Stef Wils

Personal information
- Date of birth: 8 February 1982 (age 44)
- Place of birth: Turnhout, Belgium
- Height: 1.87 m (6 ft 1+1⁄2 in)
- Position: Centre back

Youth career
- KVV Vosselaar
- FC Tielen

Senior career*
- Years: Team / Apps / (Gls)
- 2001–2006: Lierse / 106 / (5)
- 2006–2008: Westerlo / 68 / (6)
- 2009–2011: Gent / 83 / (8)
- 2011–2012: Westerlo / 13 / (1)
- 2012–2015: Cercle Brugge / 75 / (1)
- 2015–2018: Haladás / 77 / (5)
- 2018–2019: Lyra-Lierse

Managerial career
- 2019–2025: Antwerp (youth)
- 2025: Antwerp

= Stef Wils =

Belgian footballer

Stef Wils (born 8 February 1982) is a Belgian professional football coach and a former centre back who was most recently the head coach of Antwerp.

==Playing career==
Wils started his career at the highest level of Belgian football with Lierse, where he remained 5 seasons. He then signed for Westerlo where he was supposed to replace Chris Janssens.
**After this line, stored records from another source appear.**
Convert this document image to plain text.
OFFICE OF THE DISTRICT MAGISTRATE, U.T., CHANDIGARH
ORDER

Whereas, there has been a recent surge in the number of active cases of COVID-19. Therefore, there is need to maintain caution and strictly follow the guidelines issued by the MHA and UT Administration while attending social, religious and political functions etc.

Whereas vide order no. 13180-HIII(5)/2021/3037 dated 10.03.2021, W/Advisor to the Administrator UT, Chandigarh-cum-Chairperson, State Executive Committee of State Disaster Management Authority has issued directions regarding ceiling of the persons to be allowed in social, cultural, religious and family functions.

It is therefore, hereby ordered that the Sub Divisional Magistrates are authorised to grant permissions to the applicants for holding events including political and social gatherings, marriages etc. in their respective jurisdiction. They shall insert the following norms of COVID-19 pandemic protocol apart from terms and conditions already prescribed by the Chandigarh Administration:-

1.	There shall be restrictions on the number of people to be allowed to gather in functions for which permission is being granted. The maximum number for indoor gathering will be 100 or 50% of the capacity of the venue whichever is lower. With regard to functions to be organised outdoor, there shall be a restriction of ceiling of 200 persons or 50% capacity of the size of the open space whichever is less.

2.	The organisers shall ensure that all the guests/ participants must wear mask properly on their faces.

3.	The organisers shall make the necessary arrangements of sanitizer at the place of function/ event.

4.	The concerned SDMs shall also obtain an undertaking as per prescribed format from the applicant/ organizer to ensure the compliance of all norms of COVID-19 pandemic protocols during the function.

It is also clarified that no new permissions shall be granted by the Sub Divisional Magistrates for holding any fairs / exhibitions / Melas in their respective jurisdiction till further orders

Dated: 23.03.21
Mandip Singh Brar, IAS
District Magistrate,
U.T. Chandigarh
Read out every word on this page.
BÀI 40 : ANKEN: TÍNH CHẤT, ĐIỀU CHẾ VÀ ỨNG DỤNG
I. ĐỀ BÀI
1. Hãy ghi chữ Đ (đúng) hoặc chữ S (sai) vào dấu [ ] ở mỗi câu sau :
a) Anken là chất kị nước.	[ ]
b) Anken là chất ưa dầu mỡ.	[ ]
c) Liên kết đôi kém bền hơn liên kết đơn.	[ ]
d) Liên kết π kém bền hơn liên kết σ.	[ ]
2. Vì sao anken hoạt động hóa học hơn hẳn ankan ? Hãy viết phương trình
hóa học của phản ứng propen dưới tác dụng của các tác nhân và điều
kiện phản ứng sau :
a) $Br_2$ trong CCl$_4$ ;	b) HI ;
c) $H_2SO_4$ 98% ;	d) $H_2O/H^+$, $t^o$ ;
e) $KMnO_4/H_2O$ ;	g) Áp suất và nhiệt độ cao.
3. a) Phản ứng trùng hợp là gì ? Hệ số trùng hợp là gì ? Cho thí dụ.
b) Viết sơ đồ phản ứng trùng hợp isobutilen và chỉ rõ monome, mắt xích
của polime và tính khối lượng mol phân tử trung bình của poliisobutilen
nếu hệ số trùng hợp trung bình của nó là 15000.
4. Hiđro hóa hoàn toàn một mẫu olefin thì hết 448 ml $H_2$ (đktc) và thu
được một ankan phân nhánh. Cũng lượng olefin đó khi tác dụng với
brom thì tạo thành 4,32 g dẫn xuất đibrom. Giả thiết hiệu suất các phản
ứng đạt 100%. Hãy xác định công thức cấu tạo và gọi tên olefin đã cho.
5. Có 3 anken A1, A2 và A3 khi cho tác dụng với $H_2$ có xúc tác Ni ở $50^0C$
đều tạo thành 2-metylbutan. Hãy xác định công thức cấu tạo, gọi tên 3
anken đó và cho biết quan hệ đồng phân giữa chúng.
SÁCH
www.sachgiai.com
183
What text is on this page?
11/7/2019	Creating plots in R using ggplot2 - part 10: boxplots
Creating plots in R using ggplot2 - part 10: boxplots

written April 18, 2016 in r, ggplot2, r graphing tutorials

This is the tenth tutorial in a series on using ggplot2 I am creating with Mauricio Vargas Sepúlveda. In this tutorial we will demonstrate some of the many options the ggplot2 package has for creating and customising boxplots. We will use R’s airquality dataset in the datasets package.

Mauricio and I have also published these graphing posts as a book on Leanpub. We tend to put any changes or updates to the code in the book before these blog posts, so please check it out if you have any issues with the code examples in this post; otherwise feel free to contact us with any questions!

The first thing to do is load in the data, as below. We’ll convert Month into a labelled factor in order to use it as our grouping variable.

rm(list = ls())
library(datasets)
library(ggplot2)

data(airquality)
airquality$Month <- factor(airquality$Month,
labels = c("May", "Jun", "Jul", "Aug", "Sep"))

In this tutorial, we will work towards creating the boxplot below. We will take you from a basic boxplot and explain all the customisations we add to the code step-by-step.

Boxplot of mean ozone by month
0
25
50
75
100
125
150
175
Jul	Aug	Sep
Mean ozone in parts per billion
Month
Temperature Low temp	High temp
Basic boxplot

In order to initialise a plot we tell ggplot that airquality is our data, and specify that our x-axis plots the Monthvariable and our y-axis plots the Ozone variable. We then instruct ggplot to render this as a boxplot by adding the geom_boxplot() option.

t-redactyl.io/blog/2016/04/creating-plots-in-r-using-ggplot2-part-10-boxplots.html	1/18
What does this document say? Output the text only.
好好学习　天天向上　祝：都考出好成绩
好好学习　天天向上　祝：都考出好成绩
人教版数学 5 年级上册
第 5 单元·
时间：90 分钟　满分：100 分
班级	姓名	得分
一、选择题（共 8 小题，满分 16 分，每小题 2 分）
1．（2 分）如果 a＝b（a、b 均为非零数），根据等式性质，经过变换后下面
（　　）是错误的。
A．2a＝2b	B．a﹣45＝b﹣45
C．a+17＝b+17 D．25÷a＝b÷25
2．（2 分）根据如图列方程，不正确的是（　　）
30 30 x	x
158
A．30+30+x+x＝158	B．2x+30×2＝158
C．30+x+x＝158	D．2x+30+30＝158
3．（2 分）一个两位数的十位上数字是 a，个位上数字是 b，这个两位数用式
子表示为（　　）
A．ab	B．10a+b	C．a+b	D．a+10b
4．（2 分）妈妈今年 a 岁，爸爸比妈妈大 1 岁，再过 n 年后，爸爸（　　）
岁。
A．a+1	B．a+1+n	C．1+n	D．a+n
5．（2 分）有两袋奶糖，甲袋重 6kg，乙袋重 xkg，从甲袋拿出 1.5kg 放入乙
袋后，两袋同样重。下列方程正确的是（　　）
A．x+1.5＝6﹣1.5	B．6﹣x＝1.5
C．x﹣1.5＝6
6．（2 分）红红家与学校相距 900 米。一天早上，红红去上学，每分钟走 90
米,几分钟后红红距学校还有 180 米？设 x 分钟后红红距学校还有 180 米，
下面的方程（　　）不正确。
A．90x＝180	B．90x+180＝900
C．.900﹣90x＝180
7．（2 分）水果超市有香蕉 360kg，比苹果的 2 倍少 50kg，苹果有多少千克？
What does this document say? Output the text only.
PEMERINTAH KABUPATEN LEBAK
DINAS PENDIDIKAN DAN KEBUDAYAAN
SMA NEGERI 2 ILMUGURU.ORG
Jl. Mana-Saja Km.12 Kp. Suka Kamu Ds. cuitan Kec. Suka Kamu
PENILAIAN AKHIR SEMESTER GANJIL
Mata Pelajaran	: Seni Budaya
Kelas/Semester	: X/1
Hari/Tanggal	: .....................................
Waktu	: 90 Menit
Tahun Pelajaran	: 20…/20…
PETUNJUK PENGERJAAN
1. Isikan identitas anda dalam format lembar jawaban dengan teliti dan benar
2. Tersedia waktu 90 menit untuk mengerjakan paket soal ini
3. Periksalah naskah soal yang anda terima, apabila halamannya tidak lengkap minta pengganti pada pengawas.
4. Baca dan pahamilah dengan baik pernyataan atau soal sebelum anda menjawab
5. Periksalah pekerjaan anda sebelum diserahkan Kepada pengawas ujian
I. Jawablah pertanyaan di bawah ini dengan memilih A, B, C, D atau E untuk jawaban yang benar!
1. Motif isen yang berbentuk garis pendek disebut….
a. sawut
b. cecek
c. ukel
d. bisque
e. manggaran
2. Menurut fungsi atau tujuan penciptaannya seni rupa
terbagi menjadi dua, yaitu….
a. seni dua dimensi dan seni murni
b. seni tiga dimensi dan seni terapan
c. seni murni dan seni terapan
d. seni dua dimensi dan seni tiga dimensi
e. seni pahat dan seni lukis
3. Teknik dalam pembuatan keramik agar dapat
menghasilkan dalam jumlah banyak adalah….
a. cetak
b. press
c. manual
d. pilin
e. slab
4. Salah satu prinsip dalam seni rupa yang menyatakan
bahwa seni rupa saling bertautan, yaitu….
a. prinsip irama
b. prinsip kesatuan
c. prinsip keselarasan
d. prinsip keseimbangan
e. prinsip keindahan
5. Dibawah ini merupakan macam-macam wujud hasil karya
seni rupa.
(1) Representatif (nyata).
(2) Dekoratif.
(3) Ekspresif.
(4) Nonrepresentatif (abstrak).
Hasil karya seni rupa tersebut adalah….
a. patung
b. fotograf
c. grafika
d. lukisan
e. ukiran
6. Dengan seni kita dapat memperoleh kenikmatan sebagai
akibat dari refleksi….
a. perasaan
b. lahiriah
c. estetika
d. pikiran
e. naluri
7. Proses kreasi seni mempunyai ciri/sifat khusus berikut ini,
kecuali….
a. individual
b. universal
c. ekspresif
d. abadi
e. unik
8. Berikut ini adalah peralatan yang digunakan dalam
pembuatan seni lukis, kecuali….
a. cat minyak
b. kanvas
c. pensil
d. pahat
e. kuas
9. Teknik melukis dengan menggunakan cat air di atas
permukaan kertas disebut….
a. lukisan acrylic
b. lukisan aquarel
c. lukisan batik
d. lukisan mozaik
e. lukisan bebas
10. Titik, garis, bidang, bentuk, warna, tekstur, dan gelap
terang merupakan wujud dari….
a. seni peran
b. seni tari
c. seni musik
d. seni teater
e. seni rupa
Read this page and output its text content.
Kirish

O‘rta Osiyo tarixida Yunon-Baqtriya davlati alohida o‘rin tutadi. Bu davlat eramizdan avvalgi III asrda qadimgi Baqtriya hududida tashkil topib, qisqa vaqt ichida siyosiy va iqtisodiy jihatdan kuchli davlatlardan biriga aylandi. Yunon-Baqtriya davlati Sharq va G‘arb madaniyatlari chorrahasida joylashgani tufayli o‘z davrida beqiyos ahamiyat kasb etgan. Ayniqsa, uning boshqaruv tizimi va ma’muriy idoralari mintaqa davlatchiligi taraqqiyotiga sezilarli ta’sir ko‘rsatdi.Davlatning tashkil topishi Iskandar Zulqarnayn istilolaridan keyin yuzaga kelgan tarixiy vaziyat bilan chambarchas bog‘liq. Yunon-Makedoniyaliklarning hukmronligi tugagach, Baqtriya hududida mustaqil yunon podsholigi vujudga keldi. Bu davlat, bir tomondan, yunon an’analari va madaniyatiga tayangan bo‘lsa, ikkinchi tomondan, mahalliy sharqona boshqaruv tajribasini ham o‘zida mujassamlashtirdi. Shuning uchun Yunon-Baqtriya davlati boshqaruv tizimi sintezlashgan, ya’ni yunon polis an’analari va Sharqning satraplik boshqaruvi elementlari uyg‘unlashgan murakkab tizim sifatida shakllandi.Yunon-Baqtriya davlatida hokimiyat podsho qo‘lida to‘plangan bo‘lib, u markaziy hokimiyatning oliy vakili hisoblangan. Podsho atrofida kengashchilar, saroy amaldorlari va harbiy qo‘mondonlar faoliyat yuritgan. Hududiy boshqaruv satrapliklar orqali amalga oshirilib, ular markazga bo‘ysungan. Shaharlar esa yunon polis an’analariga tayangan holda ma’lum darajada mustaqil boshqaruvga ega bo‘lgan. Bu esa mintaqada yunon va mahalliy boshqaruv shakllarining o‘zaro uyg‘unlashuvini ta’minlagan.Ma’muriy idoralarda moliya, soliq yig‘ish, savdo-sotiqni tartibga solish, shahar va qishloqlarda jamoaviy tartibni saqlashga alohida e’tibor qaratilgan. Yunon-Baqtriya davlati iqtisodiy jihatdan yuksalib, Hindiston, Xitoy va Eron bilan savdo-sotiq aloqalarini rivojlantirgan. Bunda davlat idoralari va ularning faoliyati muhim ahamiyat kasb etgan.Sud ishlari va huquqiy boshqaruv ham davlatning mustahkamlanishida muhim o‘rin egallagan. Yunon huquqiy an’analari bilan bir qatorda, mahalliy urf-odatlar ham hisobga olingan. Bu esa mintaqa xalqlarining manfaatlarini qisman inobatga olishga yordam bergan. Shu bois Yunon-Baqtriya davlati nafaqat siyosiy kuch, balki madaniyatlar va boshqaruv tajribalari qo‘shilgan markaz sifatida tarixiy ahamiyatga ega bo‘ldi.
Wils made his move to Gent during the winter transfer window of 2008–09, before returning to Westerlo in August 2011, signing a three-year contract. After the relegation of Westerlo in 2012, he moved to Cercle Brugge. He later played for Haladás and Lyra-Lierse.

==Coaching career==
On 22 June 2025, Wils was appointed head coach of Antwerp. Later that year, he was dismissed from his position on 23 November, following a 1–2 home defeat against FCV Dender EH, the bottom-placed team in the Belgian Pro League.